As he mentioned, using renewable power sources to power data centre operations is part and parcel of improving sustainability and reducing environmental impact.
Hnizdo says Teraco is dedicated to sustainably and responsibly powering, protecting, connecting, and growing enterprises and ecosystems in Africa.
“Teraco’s protect, connect, grow strategy aligns our sustainability initiatives with the material issues impacting our business, clients, and communities,” he said.
“Our ambitions align with the seven United Nations Sustainable Development Goals (UN SDGs) that are the most important to our strategy.”
He added that Teraco will continue to drive its renewable energy goals by:
- Maximising rooftop solar coverage across all existing and newly-built facilities.
- Investing and engaging utility scale wheeled energy solutions from renewable energy sources.
- Evaluating and implementing alternative green energy offset mechanisms for our and our clients’ energy consumption.
“We have committed to powering our data centre colocation facilities with 50% renewable energy by 2027 and 100% by 2035,” said Hnizdo.
“We have also maximised our combined rooftop solar footprint across all our facilities, which equated to roughly 80,000MWh in energy savings by the end of 2023.”
With AI, and by extension, generative AI, poised to continue growing, data centre operators must ensure they can support the technology’s compute requirements.
AI puts pressure on data centres

Citing research from Epoch AI, Hnizdo said AI compute intensity doubles every six to 10 months.
“While much focus has justifiably been placed on how AI will transform companies, careers, and communications, none of it is possible without the infrastructure built to meet the increasing demand,” he said.
He added that data centres and edge networks are critical for and enable AI applications.
“They do so by using high-performance computing (HPC) clusters that require considerable power and, as a result, generate a lot of heat,” said Hnizdo.
He added that the need for high-density cooling and power is emerging at a record rate.
“HPC has changed our world virtually overnight, and the world’s critical digital infrastructure is tasked with keeping place,” he said.
“Vertiv is among the companies focused on answering this challenge and leading by example, particularly where technology and sustainability intersect.”

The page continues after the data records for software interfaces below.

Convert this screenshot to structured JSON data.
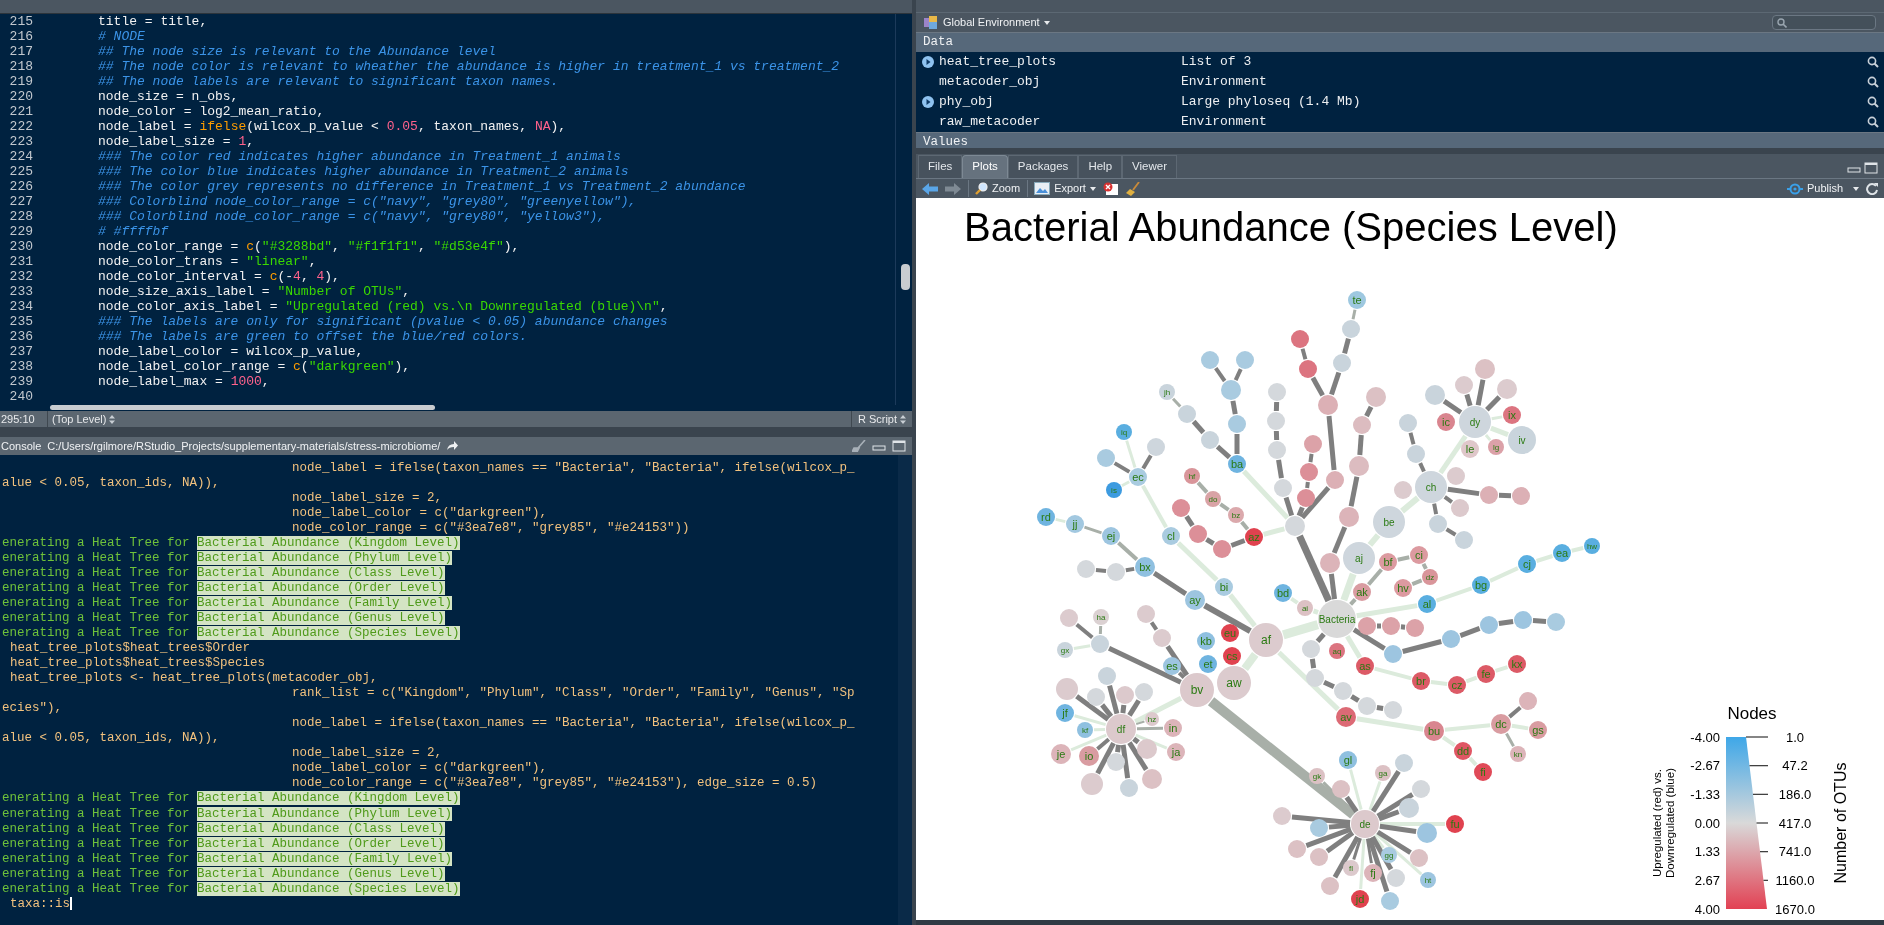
{
  "editor": {
    "lines": [
      {
        "number": "215",
        "segments": [
          {
            "text": "title = title,",
            "kind": "plain"
          }
        ]
      },
      {
        "number": "216",
        "segments": [
          {
            "text": "# NODE",
            "kind": "comment"
          }
        ]
      },
      {
        "number": "217",
        "segments": [
          {
            "text": "## The node size is relevant to the Abundance level",
            "kind": "comment"
          }
        ]
      },
      {
        "number": "218",
        "segments": [
          {
            "text": "## The node color is relevant to wheather the abundance is higher in treatment_1 vs treatment_2",
            "kind": "comment"
          }
        ]
      },
      {
        "number": "219",
        "segments": [
          {
            "text": "## The node labels are relevant to significant taxon names.",
            "kind": "comment"
          }
        ]
      },
      {
        "number": "220",
        "segments": [
          {
            "text": "node_size = n_obs,",
            "kind": "plain"
          }
        ]
      },
      {
        "number": "221",
        "segments": [
          {
            "text": "node_color = log2_mean_ratio,",
            "kind": "plain"
          }
        ]
      },
      {
        "number": "222",
        "segments": [
          {
            "text": "node_label = ",
            "kind": "plain"
          },
          {
            "text": "ifelse",
            "kind": "function"
          },
          {
            "text": "(wilcox_p_value < ",
            "kind": "plain"
          },
          {
            "text": "0.05",
            "kind": "number"
          },
          {
            "text": ", taxon_names, ",
            "kind": "plain"
          },
          {
            "text": "NA",
            "kind": "number"
          },
          {
            "text": "),",
            "kind": "plain"
          }
        ]
      },
      {
        "number": "223",
        "segments": [
          {
            "text": "node_label_size = ",
            "kind": "plain"
          },
          {
            "text": "1",
            "kind": "number"
          },
          {
            "text": ",",
            "kind": "plain"
          }
        ]
      },
      {
        "number": "224",
        "segments": [
          {
            "text": "### The color red indicates higher abundance in Treatment_1 animals",
            "kind": "comment"
          }
        ]
      },
      {
        "number": "225",
        "segments": [
          {
            "text": "### The color blue indicates higher abundance in Treatment_2 animals",
            "kind": "comment"
          }
        ]
      },
      {
        "number": "226",
        "segments": [
          {
            "text": "### The color grey represents no difference in Treatment_1 vs Treatment_2 abundance",
            "kind": "comment"
          }
        ]
      },
      {
        "number": "227",
        "segments": [
          {
            "text": "### Colorblind node_color_range = c(\"navy\", \"grey80\", \"greenyellow\"),",
            "kind": "comment"
          }
        ]
      },
      {
        "number": "228",
        "segments": [
          {
            "text": "### Colorblind node_color_range = c(\"navy\", \"grey80\", \"yellow3\"),",
            "kind": "comment"
          }
        ]
      },
      {
        "number": "229",
        "segments": [
          {
            "text": "# #ffffbf",
            "kind": "comment"
          }
        ]
      },
      {
        "number": "230",
        "segments": [
          {
            "text": "node_color_range = ",
            "kind": "plain"
          },
          {
            "text": "c",
            "kind": "function"
          },
          {
            "text": "(",
            "kind": "plain"
          },
          {
            "text": "\"#3288bd\"",
            "kind": "string"
          },
          {
            "text": ", ",
            "kind": "plain"
          },
          {
            "text": "\"#f1f1f1\"",
            "kind": "string"
          },
          {
            "text": ", ",
            "kind": "plain"
          },
          {
            "text": "\"#d53e4f\"",
            "kind": "string"
          },
          {
            "text": "),",
            "kind": "plain"
          }
        ]
      },
      {
        "number": "231",
        "segments": [
          {
            "text": "node_color_trans = ",
            "kind": "plain"
          },
          {
            "text": "\"linear\"",
            "kind": "string"
          },
          {
            "text": ",",
            "kind": "plain"
          }
        ]
      },
      {
        "number": "232",
        "segments": [
          {
            "text": "node_color_interval = ",
            "kind": "plain"
          },
          {
            "text": "c",
            "kind": "function"
          },
          {
            "text": "(-",
            "kind": "plain"
          },
          {
            "text": "4",
            "kind": "number"
          },
          {
            "text": ", ",
            "kind": "plain"
          },
          {
            "text": "4",
            "kind": "number"
          },
          {
            "text": "),",
            "kind": "plain"
          }
        ]
      },
      {
        "number": "233",
        "segments": [
          {
            "text": "node_size_axis_label = ",
            "kind": "plain"
          },
          {
            "text": "\"Number of OTUs\"",
            "kind": "string"
          },
          {
            "text": ",",
            "kind": "plain"
          }
        ]
      },
      {
        "number": "234",
        "segments": [
          {
            "text": "node_color_axis_label = ",
            "kind": "plain"
          },
          {
            "text": "\"Upregulated (red) vs.\\n Downregulated (blue)\\n\"",
            "kind": "string"
          },
          {
            "text": ",",
            "kind": "plain"
          }
        ]
      },
      {
        "number": "235",
        "segments": [
          {
            "text": "### The labels are only for significant (pvalue < 0.05) abundance changes",
            "kind": "comment"
          }
        ]
      },
      {
        "number": "236",
        "segments": [
          {
            "text": "### The labels are green to offset the blue/red colors.",
            "kind": "comment"
          }
        ]
      },
      {
        "number": "237",
        "segments": [
          {
            "text": "node_label_color = wilcox_p_value,",
            "kind": "plain"
          }
        ]
      },
      {
        "number": "238",
        "segments": [
          {
            "text": "node_label_color_range = ",
            "kind": "plain"
          },
          {
            "text": "c",
            "kind": "function"
          },
          {
            "text": "(",
            "kind": "plain"
          },
          {
            "text": "\"darkgreen\"",
            "kind": "string"
          },
          {
            "text": "),",
            "kind": "plain"
          }
        ]
      },
      {
        "number": "239",
        "segments": [
          {
            "text": "node_label_max = ",
            "kind": "plain"
          },
          {
            "text": "1000",
            "kind": "number"
          },
          {
            "text": ",",
            "kind": "plain"
          }
        ]
      },
      {
        "number": "240"
      }
    ],
    "status": {
      "position": "295:10",
      "scope": "(Top Level)",
      "file_type": "R Script"
    }
  },
  "console": {
    "title": "Console",
    "path": "C:/Users/rgilmore/RStudio_Projects/supplementary-materials/stress-microbiome/",
    "lines": [
      {
        "kind": "continuation",
        "segments": [
          {
            "text": "node_label = ifelse(taxon_names == \"Bacteria\", \"Bacteria\", ifelse(wilcox_p_",
            "kind": "input"
          }
        ]
      },
      {
        "kind": "wrap",
        "segments": [
          {
            "text": "alue < 0.05, taxon_ids, NA)),",
            "kind": "input"
          }
        ]
      },
      {
        "kind": "continuation",
        "segments": [
          {
            "text": "node_label_size = 2,",
            "kind": "input"
          }
        ]
      },
      {
        "kind": "continuation",
        "segments": [
          {
            "text": "node_label_color = c(\"darkgreen\"),",
            "kind": "input"
          }
        ]
      },
      {
        "kind": "continuation",
        "segments": [
          {
            "text": "node_color_range = c(\"#3ea7e8\", \"grey85\", \"#e24153\"))",
            "kind": "input"
          }
        ]
      },
      {
        "kind": "wrap",
        "segments": [
          {
            "text": "enerating a Heat Tree for ",
            "kind": "message"
          },
          {
            "text": "Bacterial Abundance (Kingdom Level)",
            "kind": "highlight"
          }
        ]
      },
      {
        "kind": "wrap",
        "segments": [
          {
            "text": "enerating a Heat Tree for ",
            "kind": "message"
          },
          {
            "text": "Bacterial Abundance (Phylum Level)",
            "kind": "highlight"
          }
        ]
      },
      {
        "kind": "wrap",
        "segments": [
          {
            "text": "enerating a Heat Tree for ",
            "kind": "message"
          },
          {
            "text": "Bacterial Abundance (Class Level)",
            "kind": "highlight"
          }
        ]
      },
      {
        "kind": "wrap",
        "segments": [
          {
            "text": "enerating a Heat Tree for ",
            "kind": "message"
          },
          {
            "text": "Bacterial Abundance (Order Level)",
            "kind": "highlight"
          }
        ]
      },
      {
        "kind": "wrap",
        "segments": [
          {
            "text": "enerating a Heat Tree for ",
            "kind": "message"
          },
          {
            "text": "Bacterial Abundance (Family Level)",
            "kind": "highlight"
          }
        ]
      },
      {
        "kind": "wrap",
        "segments": [
          {
            "text": "enerating a Heat Tree for ",
            "kind": "message"
          },
          {
            "text": "Bacterial Abundance (Genus Level)",
            "kind": "highlight"
          }
        ]
      },
      {
        "kind": "wrap",
        "segments": [
          {
            "text": "enerating a Heat Tree for ",
            "kind": "message"
          },
          {
            "text": "Bacterial Abundance (Species Level)",
            "kind": "highlight"
          }
        ]
      },
      {
        "kind": "prompt",
        "segments": [
          {
            "text": "heat_tree_plots$heat_trees$Order",
            "kind": "input"
          }
        ]
      },
      {
        "kind": "prompt",
        "segments": [
          {
            "text": "heat_tree_plots$heat_trees$Species",
            "kind": "input"
          }
        ]
      },
      {
        "kind": "prompt",
        "segments": [
          {
            "text": "heat_tree_plots <- heat_tree_plots(metacoder_obj,",
            "kind": "input"
          }
        ]
      },
      {
        "kind": "continuation",
        "segments": [
          {
            "text": "rank_list = c(\"Kingdom\", \"Phylum\", \"Class\", \"Order\", \"Family\", \"Genus\", \"Sp",
            "kind": "input"
          }
        ]
      },
      {
        "kind": "wrap",
        "segments": [
          {
            "text": "ecies\"),",
            "kind": "input"
          }
        ]
      },
      {
        "kind": "continuation",
        "segments": [
          {
            "text": "node_label = ifelse(taxon_names == \"Bacteria\", \"Bacteria\", ifelse(wilcox_p_",
            "kind": "input"
          }
        ]
      },
      {
        "kind": "wrap",
        "segments": [
          {
            "text": "alue < 0.05, taxon_ids, NA)),",
            "kind": "input"
          }
        ]
      },
      {
        "kind": "continuation",
        "segments": [
          {
            "text": "node_label_size = 2,",
            "kind": "input"
          }
        ]
      },
      {
        "kind": "continuation",
        "segments": [
          {
            "text": "node_label_color = c(\"darkgreen\"),",
            "kind": "input"
          }
        ]
      },
      {
        "kind": "continuation",
        "segments": [
          {
            "text": "node_color_range = c(\"#3ea7e8\", \"grey85\", \"#e24153\"), edge_size = 0.5)",
            "kind": "input"
          }
        ]
      },
      {
        "kind": "wrap",
        "segments": [
          {
            "text": "enerating a Heat Tree for ",
            "kind": "message"
          },
          {
            "text": "Bacterial Abundance (Kingdom Level)",
            "kind": "highlight"
          }
        ]
      },
      {
        "kind": "wrap",
        "segments": [
          {
            "text": "enerating a Heat Tree for ",
            "kind": "message"
          },
          {
            "text": "Bacterial Abundance (Phylum Level)",
            "kind": "highlight"
          }
        ]
      },
      {
        "kind": "wrap",
        "segments": [
          {
            "text": "enerating a Heat Tree for ",
            "kind": "message"
          },
          {
            "text": "Bacterial Abundance (Class Level)",
            "kind": "highlight"
          }
        ]
      },
      {
        "kind": "wrap",
        "segments": [
          {
            "text": "enerating a Heat Tree for ",
            "kind": "message"
          },
          {
            "text": "Bacterial Abundance (Order Level)",
            "kind": "highlight"
          }
        ]
      },
      {
        "kind": "wrap",
        "segments": [
          {
            "text": "enerating a Heat Tree for ",
            "kind": "message"
          },
          {
            "text": "Bacterial Abundance (Family Level)",
            "kind": "highlight"
          }
        ]
      },
      {
        "kind": "wrap",
        "segments": [
          {
            "text": "enerating a Heat Tree for ",
            "kind": "message"
          },
          {
            "text": "Bacterial Abundance (Genus Level)",
            "kind": "highlight"
          }
        ]
      },
      {
        "kind": "wrap",
        "segments": [
          {
            "text": "enerating a Heat Tree for ",
            "kind": "message"
          },
          {
            "text": "Bacterial Abundance (Species Level)",
            "kind": "highlight"
          }
        ]
      },
      {
        "kind": "prompt",
        "segments": [
          {
            "text": "taxa::is",
            "kind": "input"
          }
        ]
      }
    ]
  },
  "environment": {
    "scope": "Global Environment",
    "sections": [
      {
        "title": "Data",
        "rows": [
          {
            "name": "heat_tree_plots",
            "value": "List of 3",
            "expandable": true
          },
          {
            "name": "metacoder_obj",
            "value": "Environment",
            "expandable": false
          },
          {
            "name": "phy_obj",
            "value": "Large phyloseq (1.4 Mb)",
            "expandable": true
          },
          {
            "name": "raw_metacoder",
            "value": "Environment",
            "expandable": false
          }
        ]
      },
      {
        "title": "Values"
      }
    ]
  },
  "viewer": {
    "tabs": [
      {
        "label": "Files",
        "selected": false
      },
      {
        "label": "Plots",
        "selected": true
      },
      {
        "label": "Packages",
        "selected": false
      },
      {
        "label": "Help",
        "selected": false
      },
      {
        "label": "Viewer",
        "selected": false
      }
    ],
    "toolbar": {
      "zoom": "Zoom",
      "export": "Export",
      "publish": "Publish"
    },
    "plot": {
      "title": "Bacterial Abundance (Species Level)",
      "tree_nodes": [
        {
          "label": "te",
          "color": "#9ec8e0"
        },
        {
          "label": "jh",
          "color": "#c9d4dc"
        },
        {
          "label": "iq",
          "color": "#5aaee0"
        },
        {
          "label": "ec",
          "color": "#a9cbe0"
        },
        {
          "label": "is",
          "color": "#3d9be0"
        },
        {
          "label": "ba",
          "color": "#6fb4e0"
        },
        {
          "label": "hf",
          "color": "#d9959a"
        },
        {
          "label": "do",
          "color": "#d9a3a6"
        },
        {
          "label": "bz",
          "color": "#dba9ac"
        },
        {
          "label": "az",
          "color": "#e0424f"
        },
        {
          "label": "rd",
          "color": "#6fb4e0"
        },
        {
          "label": "jj",
          "color": "#a2c8e0"
        },
        {
          "label": "ej",
          "color": "#9dc5e0"
        },
        {
          "label": "cl",
          "color": "#a9cbe0"
        },
        {
          "label": "bx",
          "color": "#8fc0e0"
        },
        {
          "label": "bi",
          "color": "#a9cbe0"
        },
        {
          "label": "ay",
          "color": "#9dc5e0"
        },
        {
          "label": "bd",
          "color": "#6fb4e0"
        },
        {
          "label": "ai",
          "color": "#dcc1c4"
        },
        {
          "label": "Bacteria",
          "color": "#d9d9d9"
        },
        {
          "label": "aj",
          "color": "#ced6dd"
        },
        {
          "label": "be",
          "color": "#ced6dd"
        },
        {
          "label": "bf",
          "color": "#dc9aa0"
        },
        {
          "label": "ak",
          "color": "#d99ca1"
        },
        {
          "label": "ci",
          "color": "#dc9aa0"
        },
        {
          "label": "dz",
          "color": "#d9959a"
        },
        {
          "label": "hv",
          "color": "#dc9aa0"
        },
        {
          "label": "al",
          "color": "#59aee0"
        },
        {
          "label": "bg",
          "color": "#59aee0"
        },
        {
          "label": "cj",
          "color": "#59aee0"
        },
        {
          "label": "ea",
          "color": "#59aee0"
        },
        {
          "label": "hw",
          "color": "#59aee0"
        },
        {
          "label": "ch",
          "color": "#ced6dd"
        },
        {
          "label": "dy",
          "color": "#ced6dd"
        },
        {
          "label": "ic",
          "color": "#d9858f"
        },
        {
          "label": "ix",
          "color": "#dc7480"
        },
        {
          "label": "iv",
          "color": "#c9d4dc"
        },
        {
          "label": "le",
          "color": "#dfc7ca"
        },
        {
          "label": "lg",
          "color": "#dba1a8"
        },
        {
          "label": "af",
          "color": "#dccbce"
        },
        {
          "label": "eu",
          "color": "#e0424f"
        },
        {
          "label": "cs",
          "color": "#e0424f"
        },
        {
          "label": "aw",
          "color": "#dccbce"
        },
        {
          "label": "aq",
          "color": "#dc7480"
        },
        {
          "label": "as",
          "color": "#dc5a66"
        },
        {
          "label": "br",
          "color": "#dc5a66"
        },
        {
          "label": "cz",
          "color": "#dc5a66"
        },
        {
          "label": "fe",
          "color": "#dc5a66"
        },
        {
          "label": "kx",
          "color": "#dc5a66"
        },
        {
          "label": "kb",
          "color": "#8fc0e0"
        },
        {
          "label": "es",
          "color": "#9dc5e0"
        },
        {
          "label": "et",
          "color": "#6fb4e0"
        },
        {
          "label": "bv",
          "color": "#dcc9cc"
        },
        {
          "label": "av",
          "color": "#dc6a75"
        },
        {
          "label": "bu",
          "color": "#d9858f"
        },
        {
          "label": "dc",
          "color": "#d99ca1"
        },
        {
          "label": "gs",
          "color": "#d99ca1"
        },
        {
          "label": "kn",
          "color": "#dcb4b9"
        },
        {
          "label": "dd",
          "color": "#e05664"
        },
        {
          "label": "fi",
          "color": "#e04a58"
        },
        {
          "label": "ha",
          "color": "#dbd1d2"
        },
        {
          "label": "gx",
          "color": "#c9d4dc"
        },
        {
          "label": "df",
          "color": "#dcc9cc"
        },
        {
          "label": "jf",
          "color": "#6fb4e0"
        },
        {
          "label": "kf",
          "color": "#8fc0e0"
        },
        {
          "label": "hz",
          "color": "#dcc9cc"
        },
        {
          "label": "in",
          "color": "#dcb4b9"
        },
        {
          "label": "je",
          "color": "#dcb4b9"
        },
        {
          "label": "io",
          "color": "#d99ca1"
        },
        {
          "label": "ja",
          "color": "#dcb4b9"
        },
        {
          "label": "gl",
          "color": "#8fc0e0"
        },
        {
          "label": "gk",
          "color": "#dcc1c4"
        },
        {
          "label": "ga",
          "color": "#dcc1c4"
        },
        {
          "label": "de",
          "color": "#dcc9cc"
        },
        {
          "label": "gg",
          "color": "#a9cbe0"
        },
        {
          "label": "fl",
          "color": "#dcc9cc"
        },
        {
          "label": "fj",
          "color": "#dcb4b9"
        },
        {
          "label": "jd",
          "color": "#e0424f"
        },
        {
          "label": "ht",
          "color": "#9dc5e0"
        },
        {
          "label": "fu",
          "color": "#e0424f"
        }
      ],
      "legend": {
        "title": "Nodes",
        "color_label": [
          "Upregulated (red) vs.",
          "Downregulated (blue)"
        ],
        "color_ticks": [
          "-4.00",
          "-2.67",
          "-1.33",
          "0.00",
          "1.33",
          "2.67",
          "4.00"
        ],
        "size_label": "Number of OTUs",
        "size_ticks": [
          "1.0",
          "47.2",
          "186.0",
          "417.0",
          "741.0",
          "1160.0",
          "1670.0"
        ]
      }
    }
  }
}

Hnizdo said the power demands of typical data centre computer racks are expected to increase significantly from 5kW to 7kW today to 50kW or more in the not-too-distant future.
This could result in cooling challenges, highlighting the requirement for enhanced cooling technologies.
“As supercomputers continue to shrink and become more power-dense, our industry constantly thinks about how we keep them cool while concurrently tapping alternative power sources to support the increased energy demand,” said Hnizdo.
He said several approaches are emerging:
- Air cooling — rear-door heat exchangers, in conjunction with air cooling, can displace heat outside the servers.
- Immersion cooling — submerging servers and other components in a thermally conductive dielectric liquid or fluid.
- Direct-to-chip liquid cooling — delivers cooling liquid through cold plates laying atop the heat sources within the computers, drawing heat away when the liquid circulates.
However, a combination of these approaches may be required.
“Moving forward, data centres will need to tightly orchestrate liquid and air cooling (a hybrid strategy) to optimise the overall environment within the facility,” said Hnizdo.
“The data centre industry must continue to evolve to provide the cooling and power solutions needed to support evolving data centre challenges and maximise AI’s true potential.”